Of the State boards, perhaps a fourth may be regarded as actively efficient. The rest are honorary and ornamental. Undoubtedly a majority would be ready and willing to perform the services for which they are not (as a rule) paid anything; but they lack any appropriation upon which to work. South Carolina, for example, has an excellent State board. Its president, Dr. Robert Wilson, is an able and public-spirited physician of the highest standing; an earnest student of conditions, and eager for the sanitary betterment of his State. But when he and his board undertook to get one thousand dollars from the legislature to demonstrate the feasibility of enforcing the pure food law and of turning away the decayed meat for which the State is a dumping-ground, they were blandly informed that there was no money available for that purpose.
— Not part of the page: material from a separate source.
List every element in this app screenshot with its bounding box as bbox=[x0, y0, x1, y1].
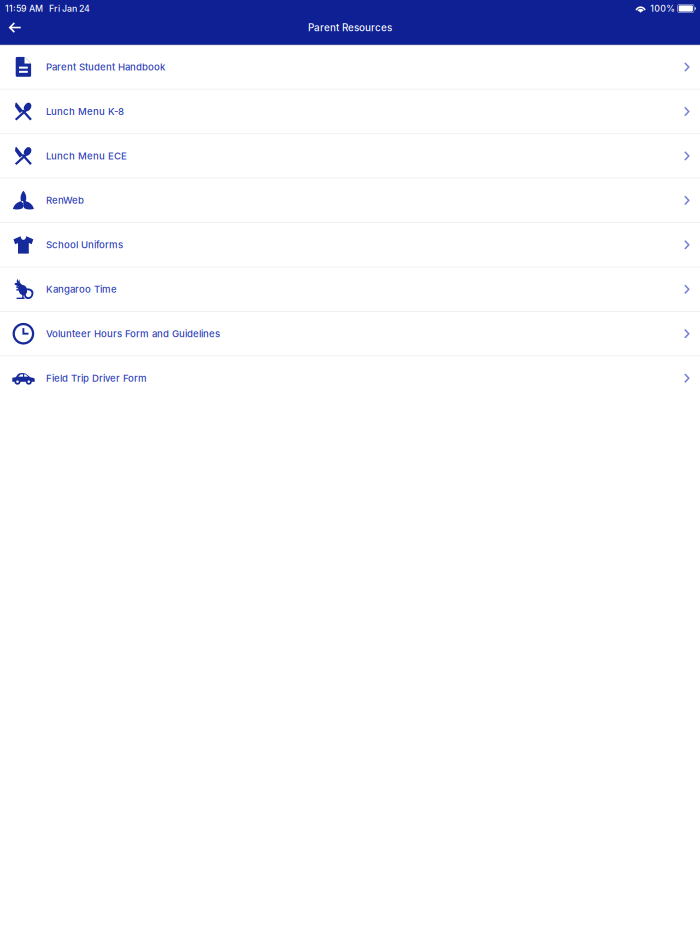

It was in South Carolina, by the way, that a medical politician who served on the public health committee of the legislature addressed this question to a body of physicians who had come there to appeal for certain sanitary reforms: "What do you want of laws to prevent folks being sick? Ain't that the way you make your livin'?" Which is, I fear, typical of the kind of physicians that go into politics and get into our legislatures, where, unhappily, they are usually assigned to the public health committees.

DR. THOMAS DARLINGTON
COMMISSIONER OF HEALTH FOR NEW YORK CITY, WHICH HAS THE MOST THOROUGHLY ORGANIZED CITY HEALTH DEPARTMENT IN THE UNITED STATES

Under the State boards, in the well-organized States, are the county boards and officers, who report to the State boards and may call upon the latter for advice or help in time of epidemic or danger.

In certain circumstances the State officials may arbitrarily take charge. This is done in Indiana, in Maryland, in Pennsylvania, and in Massachusetts. The last State not only grants extraordinary powers to its health executive, Dr. Charles Harrington, but it appropriated last year for the work the considerable sum of $136,000. By the issuance alone of vaccine and antitoxin, the Board saved to the citizens of the State $210,000, or $74,000 more than the total appropriation for all the varied work of the institution. Some vague idea of the economy in lives which it achieves may be gained from the established fact that death results in only sixteen out of every thousand cases of diphtheria, when the antitoxin is given on or before the second day of the illness; 110, when given on the third day; and 210 when the inoculation is performed later. The old death rate from diphtheria, before antitoxin was discovered, ranged from 35 to 50 per cent. of those stricken.